On the grassroots left, many of the most popular memes were relatively removed from policy or political imagery. Kamala is brat, being coconut-pilled, and reclaiming her laugh all gained immense attention and brought energy to a lifeless campaign, and they also demonstrated a particular imagery of internet culture more than of political culture-what Whitney Phillips and Ryan Milner have called a combination of “micheviousness”, oddity, and antagonism.” Even the campaign-led efforts from the Biden campaign before Harris became the nominee reflected this internet imagery. The Biden campaigns’ “Dark Brandon” content was a vehicle for the campaign to engage in critiques that were more crass and antagonistic than other Biden’s voice.

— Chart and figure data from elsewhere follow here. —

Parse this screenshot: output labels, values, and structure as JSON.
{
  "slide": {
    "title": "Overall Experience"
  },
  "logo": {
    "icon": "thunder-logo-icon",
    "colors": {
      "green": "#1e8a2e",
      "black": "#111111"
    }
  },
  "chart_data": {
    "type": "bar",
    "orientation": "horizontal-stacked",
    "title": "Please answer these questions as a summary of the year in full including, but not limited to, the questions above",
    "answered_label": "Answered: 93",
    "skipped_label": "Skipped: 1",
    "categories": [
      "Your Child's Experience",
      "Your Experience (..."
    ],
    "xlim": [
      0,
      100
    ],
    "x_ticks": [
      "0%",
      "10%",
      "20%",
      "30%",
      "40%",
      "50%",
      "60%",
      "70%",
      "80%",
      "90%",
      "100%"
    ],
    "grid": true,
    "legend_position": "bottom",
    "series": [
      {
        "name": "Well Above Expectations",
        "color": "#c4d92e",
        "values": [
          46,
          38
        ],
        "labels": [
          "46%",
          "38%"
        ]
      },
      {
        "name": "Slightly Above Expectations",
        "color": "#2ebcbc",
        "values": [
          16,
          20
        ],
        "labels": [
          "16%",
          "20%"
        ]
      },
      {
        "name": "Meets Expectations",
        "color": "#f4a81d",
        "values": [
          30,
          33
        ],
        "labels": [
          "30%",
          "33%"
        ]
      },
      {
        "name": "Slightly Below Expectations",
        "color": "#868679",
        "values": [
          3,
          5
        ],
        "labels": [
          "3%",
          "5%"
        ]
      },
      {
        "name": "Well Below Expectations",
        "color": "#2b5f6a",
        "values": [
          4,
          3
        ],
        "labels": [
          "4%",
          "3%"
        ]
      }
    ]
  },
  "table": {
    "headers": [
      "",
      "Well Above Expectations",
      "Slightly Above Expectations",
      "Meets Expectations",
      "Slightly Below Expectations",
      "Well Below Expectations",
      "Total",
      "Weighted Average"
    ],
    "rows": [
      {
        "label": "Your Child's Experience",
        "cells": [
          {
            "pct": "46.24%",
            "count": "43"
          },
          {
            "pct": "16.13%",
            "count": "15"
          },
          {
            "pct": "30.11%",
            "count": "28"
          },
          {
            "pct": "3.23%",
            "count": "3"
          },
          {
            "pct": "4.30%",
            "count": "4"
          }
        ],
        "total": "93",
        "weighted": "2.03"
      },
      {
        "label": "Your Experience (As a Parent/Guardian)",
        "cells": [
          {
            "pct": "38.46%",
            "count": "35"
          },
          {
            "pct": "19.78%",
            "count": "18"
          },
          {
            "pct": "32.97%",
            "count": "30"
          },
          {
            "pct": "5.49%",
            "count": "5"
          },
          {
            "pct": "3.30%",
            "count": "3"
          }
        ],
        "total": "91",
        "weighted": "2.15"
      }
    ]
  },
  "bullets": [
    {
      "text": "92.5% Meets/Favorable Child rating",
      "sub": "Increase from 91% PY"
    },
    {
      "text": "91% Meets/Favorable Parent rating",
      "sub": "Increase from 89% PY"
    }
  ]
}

Memes on both sides covered topics that previous campaigns would have distanced themselves from or been scared to be associated with. Anti-Harris memes across the entire time of her candidacy were often vulgar and explicitly sexist, accusing the Vice President of trading sexual favors to further her career. While almost any campaign would have distanced itself from such content, Trump’s Truth Social account re-posted it. Even the Democrats were less afraid of memes that skewed vulgar, like J.D. Vance having sex with a couch. Despite blurred lines between disinformation and internet humor and the parodic, these memes were not simply ignored by the campaign, but embraced with a wink by Governor Walz in a stump speech.
Overall, the memes of 2024 looked different from the memes of 2012, with campaigns allowing the grassroots fan-supporters to take the messaging lead, and not only relinquishing control, but embracing the less controlled state of campaign communications.